I also remember that I was there that Shabbat as a victim of my own success. In a legislative meeting the previous year, I was elated to be allowed to handle judiciary issues for the congressman. It was a plumb post for me, but no one knew or imagined before that year that me, a 24-year-old staffer, would be asked to recommend whether or not to impeach a sitting president. Ordinarily, the job would be perfect for someone junior-level like me, dealing with police funding and intellectual property issues. It wasn’t an area of interest for my congressman, who was more at home on natural resource and agricultural issues. His highest-ranking staffers always assisted on those.
That day, like every other day the House was in session, every House member had to have a staff member in the office to record the various motions and make recommendations or provide directives (Vote yes! Vote no! Abstain!) based on any changes. It sounds exciting, maybe, but the actual day was a bit of a letdown; I remember looking at the clock to see if I would make it to shul later to catch seudah shlishit. I doubt I made it that day, but I do remember hoping it was the last Shabbat I would ever go to work.
Like the year preceding that vote, the day was just a part of the etching away of my idealism about national politics. In its place grew a strong mistrust of the Clinton White House and anything connected to it. These two identities—me as a patriotic American, and me as a Jew—were two strongly held, intertwined belief systems, but that day, for me, perhaps, represented a break with my Americanism in favor of practicing Judaism. I was like the child who looked at the emperor and realized there’s something missing and very, very wrong.
When the news broke in late 1997 about Monica Lewinsky and her relationship with President Clinton, I had been shocked that someone essentially my age could have done such a big, destructive thing. The power of the presidency was besmirched for me, forever, when a “single Jewish female,” not so dissimilar to me, and only one year older, was recorded and caught in a sting operation and accused of such public misdeeds. Her parents, her grandmothers (eeek!), everyone she ever went to school, camp or college with, how would they come to terms with knowing these horrifically salacious details of someone they previously thought of as a “nice Jewish girl”? How would this young woman be able to get past such a thing that, in many other cases, hopefully would have been moved past as a youthful indiscretion?
The evidence was overwhelming and it was not a difficult job for me to recommend that my boss vote in favor of the articles of impeachment in their entirety.

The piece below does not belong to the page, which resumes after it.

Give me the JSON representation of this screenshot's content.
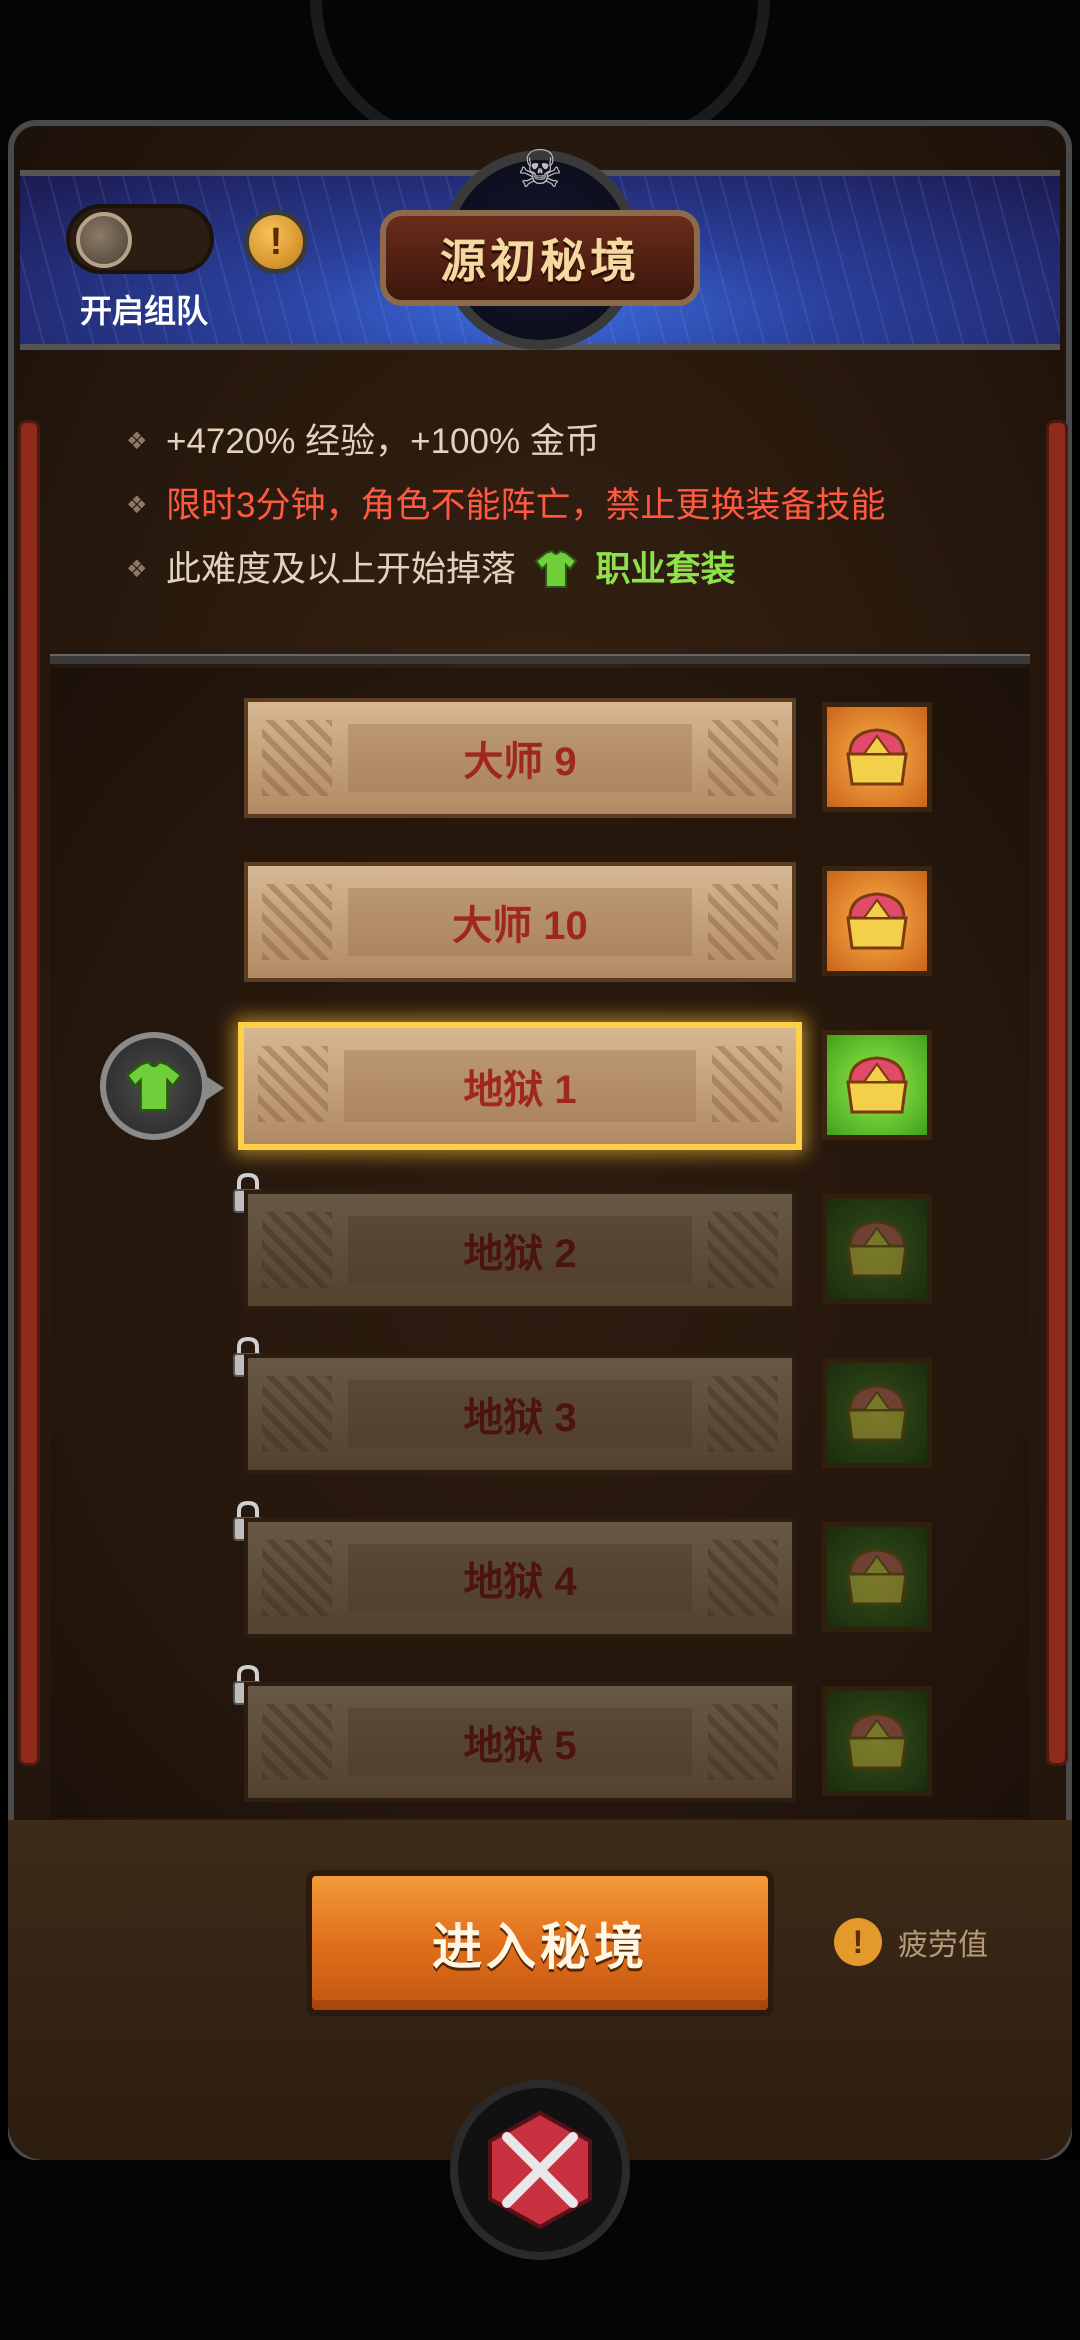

Fast forward 18 years. It’s 2016. I work for a Shomer Shabbat company and help run a Shomer Shabbat newspaper. I enjoy Shabbat with my husband and children and (usually) don’t even discuss work in any way on these special days, in a kehillah that similarly holds these days dear.
But I will never, ever forget the Clintons, or “that woman, Miss Lewinsky.” I watched the First Lady, a woman “standing by her man,” against every shred of blue dress evidence. It was painful to witness, and to this day, that is all I think about every time Hillary Clinton makes a statement, about basically anything. She was a U.S. senator when I lived in Manhattan, and I tried to tune her out. I mostly succeeded. When she was Secretary of State, I cared a little more and listened with half an ear. With regard to Benghazi, when a sitting U.S. ambassador was stalked and assassinated, I came back to my earlier belief; I didn’t believe the words coming out of her mouth, and I still don’t. People died, and a sitting Secretary of State said her department didn’t know anything about it. That made me angry.

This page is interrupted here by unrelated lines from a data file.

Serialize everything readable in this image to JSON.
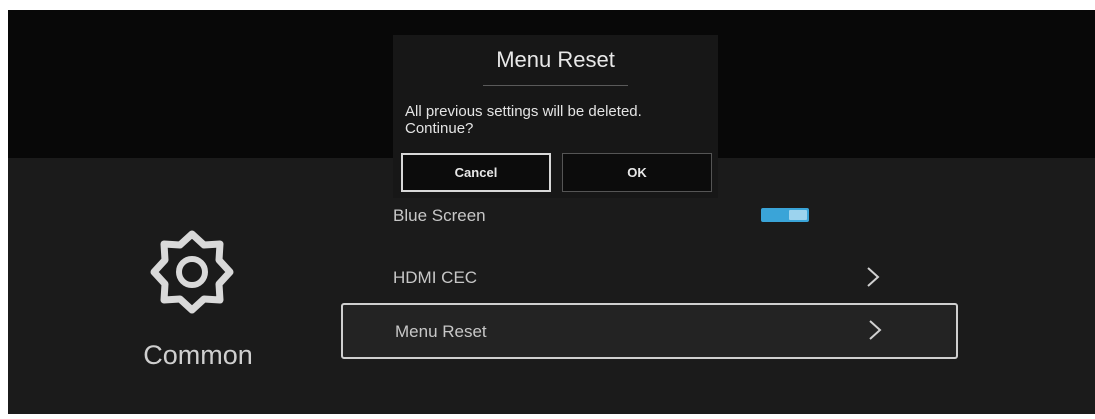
{
  "colors": {
    "background": "#1b1b1b",
    "top_band": "#080808",
    "text": "#c7c7c7",
    "toggle_accent": "#3aa4d8",
    "focus_border": "#cfcfcf"
  },
  "sidebar": {
    "icon": "gear-icon",
    "label": "Common"
  },
  "menu": {
    "items": [
      {
        "label": "Blue Screen",
        "control": "toggle",
        "toggle_on": true
      },
      {
        "label": "HDMI CEC",
        "control": "chevron-right-icon"
      },
      {
        "label": "Menu Reset",
        "control": "chevron-right-icon",
        "focused": true
      }
    ]
  },
  "dialog": {
    "title": "Menu Reset",
    "message": "All previous settings will be deleted.\nContinue?",
    "cancel_label": "Cancel",
    "ok_label": "OK",
    "focused_button": "Cancel"
  }
}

I believe strongly that Hillary Clinton sacrificed her personal life in favor of her own political career by staying in a marriage that bore the brunt of more than a normal person might or should ever have to bear. I felt for her, I really did, but this life was her choice, and she is now the empress of a very large political machine.
Eighteen years ago, I was a young woman with an exciting job and opportunities to see elected leaders at work every day. But after that impeachment Shabbat, I only lasted another year before I left Capitol Hill forever changed. And whether she wears a sensible pantsuit or not, to me… the empress has no clothes.